Наш Современник, 2002 № 01 | страница 20



В этом довольно предсказуемом столпотворении — врезающаяся в память сцена: Соколов и Кожинов в углу комнаты за полупустым уже столом препираются, схватившись за какой-то предмет. Вглядевшись, я вижу, что это бутылка, на дне которой плещутся остатки пития.

Соколов, не разжимая пальцев, цедит сквозь зубы подчеркнуто спокойно:

— Я... такой же... капризуля... как ты...

Я с тоской соображаю, что если они ссорятся всерьез, то надо немедля вмешаться, а потом разводить по углам великого лирика и великого критика... и в это мгновенье ловлю взгляд Вадима.
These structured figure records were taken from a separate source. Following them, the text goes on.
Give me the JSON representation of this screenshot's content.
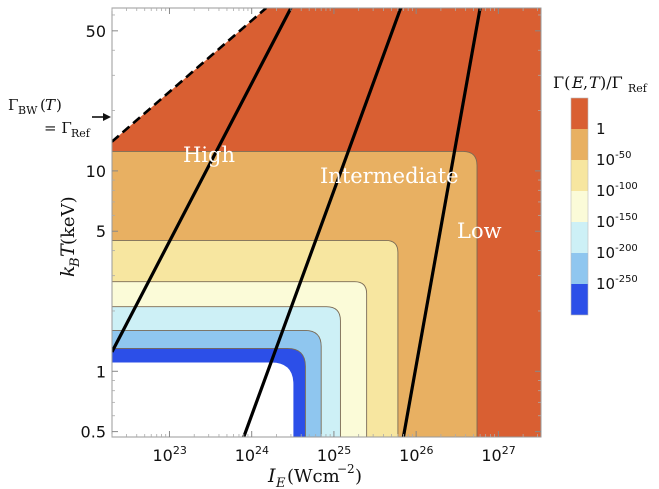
{
  "chart_data": {
    "type": "contour",
    "xlabel": "I_E (Wcm^-2)",
    "ylabel": "k_B T (keV)",
    "x_scale": "log",
    "y_scale": "log",
    "xlim": [
      2e+22,
      3.3e+27
    ],
    "ylim": [
      0.47,
      65
    ],
    "x_ticks": [
      {
        "value": 1e+23,
        "base": "10",
        "exp": "23"
      },
      {
        "value": 1e+24,
        "base": "10",
        "exp": "24"
      },
      {
        "value": 1e+25,
        "base": "10",
        "exp": "25"
      },
      {
        "value": 1e+26,
        "base": "10",
        "exp": "26"
      },
      {
        "value": 1e+27,
        "base": "10",
        "exp": "27"
      }
    ],
    "y_ticks": [
      {
        "value": 50,
        "label": "50"
      },
      {
        "value": 10,
        "label": "10"
      },
      {
        "value": 5,
        "label": "5"
      },
      {
        "value": 1,
        "label": "1"
      },
      {
        "value": 0.5,
        "label": "0.5"
      }
    ],
    "colorbar": {
      "title": "Γ(E,T)/Γ_Ref",
      "levels": [
        {
          "base": "1",
          "exp": "",
          "color": "#d95f32"
        },
        {
          "base": "10",
          "exp": "-50",
          "color": "#e8b062"
        },
        {
          "base": "10",
          "exp": "-100",
          "color": "#f7e6a0"
        },
        {
          "base": "10",
          "exp": "-150",
          "color": "#fbfbd8"
        },
        {
          "base": "10",
          "exp": "-200",
          "color": "#cdf0f6"
        },
        {
          "base": "10",
          "exp": "-250",
          "color": "#8fc6ef"
        },
        {
          "base": "",
          "exp": "",
          "color": "#2c4fe8"
        }
      ]
    },
    "contour_corners": [
      {
        "level": "1",
        "x_knee": 5.5e+26,
        "y_knee": 12.5
      },
      {
        "level": "10^-50",
        "x_knee": 6e+25,
        "y_knee": 4.5
      },
      {
        "level": "10^-100",
        "x_knee": 2.5e+25,
        "y_knee": 2.8
      },
      {
        "level": "10^-150",
        "x_knee": 1.2e+25,
        "y_knee": 2.1
      },
      {
        "level": "10^-200",
        "x_knee": 7e+24,
        "y_knee": 1.6
      },
      {
        "level": "10^-250",
        "x_knee": 4.5e+24,
        "y_knee": 1.3
      }
    ],
    "boundary_lines": [
      {
        "name": "high-intermediate",
        "points": [
          [
            2e+22,
            1.25
          ],
          [
            3e+24,
            65
          ]
        ]
      },
      {
        "name": "intermediate-low",
        "points": [
          [
            8e+23,
            0.47
          ],
          [
            6.5e+25,
            65
          ]
        ]
      },
      {
        "name": "low-right",
        "points": [
          [
            7e+25,
            0.47
          ],
          [
            6e+26,
            65
          ]
        ]
      },
      {
        "name": "barrier-suppression-dashed",
        "points": [
          [
            2e+22,
            14
          ],
          [
            1.5e+24,
            65
          ]
        ]
      }
    ],
    "region_labels": [
      "High",
      "Intermediate",
      "Low"
    ],
    "annotation": {
      "line1": "Γ_BW(T)",
      "line2": "= Γ_Ref"
    }
  }
}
Бьюсь об заклад: это тот самый патентованно-кожиновский, победоносно-провокационный, фирменно-ноздревский взгляд!

Позднее мне попадаются пленительные строки Соколова:

У сигареты сиреневый пепел.

С другом я пил, а как будто и не пил...

Он там называет Кожинова Димой.

Кажется, “Дима” — это только для самых близких, интимно родных людей.

Для меня же — только “Вадим”.

 

* * *

Эпизод, вернее, штрих, застрявший в памяти из тех же начавшихся шестидесятых — уже летний: поэты, предводительствуемые (или сопровождаемые?) Кожиновым, отправляются куда-то из редакции “Знамени”. Мне, по обыкновению, предложено включиться; я, по обыкновению, отговариваюсь моей “Ксантиппой” и остаюсь. Сквозь окно видно, как вся компания вываливается из дверей редакции и шествует к бульвару. И тут Вадим отделяется от всех, вскакивает на подоконник и с той стороны что-то кричит мне в форточку.

— Лев! — различаю я. — Что в тебе интересно: ты все время меняешься! Слышишь? Ты меняешься все время!

Хм... Палиевский говорил мне иначе: “Ты мечешься”...

И то, и другое верно. Но — не это верное суждение врезается на всю жизнь (впрочем, и суждение тоже), но — мизансцена! Нет, вы представьте себе это зрелище: Кожинов, стоя на подоконнике и просунув голову в форточку (довольно узкую), объясняет мне, кто я такой!

Ах, Вадим, вечный мальчишка...

 

* * *

Я даю здесь только штрихи облика, и ни слова — об идеях.

Разговор об идеях, выдвинутых Вадимом, — дело будущего и, судя по реакции, вызываемой его трудами и усилившейся с его смертью (и по тому, как быстро собирают и выпускают издатели его итоговые тома), — идеи эти войдут в русское сознание, на мой взгляд, не как бесспорная ценность, а как рубеж боя. Но это — за пределами теперешних моих заметок. Тем более что относительно кожиновских концепций, как литературоведческих, так и историософских, я успел высказаться при его жизни.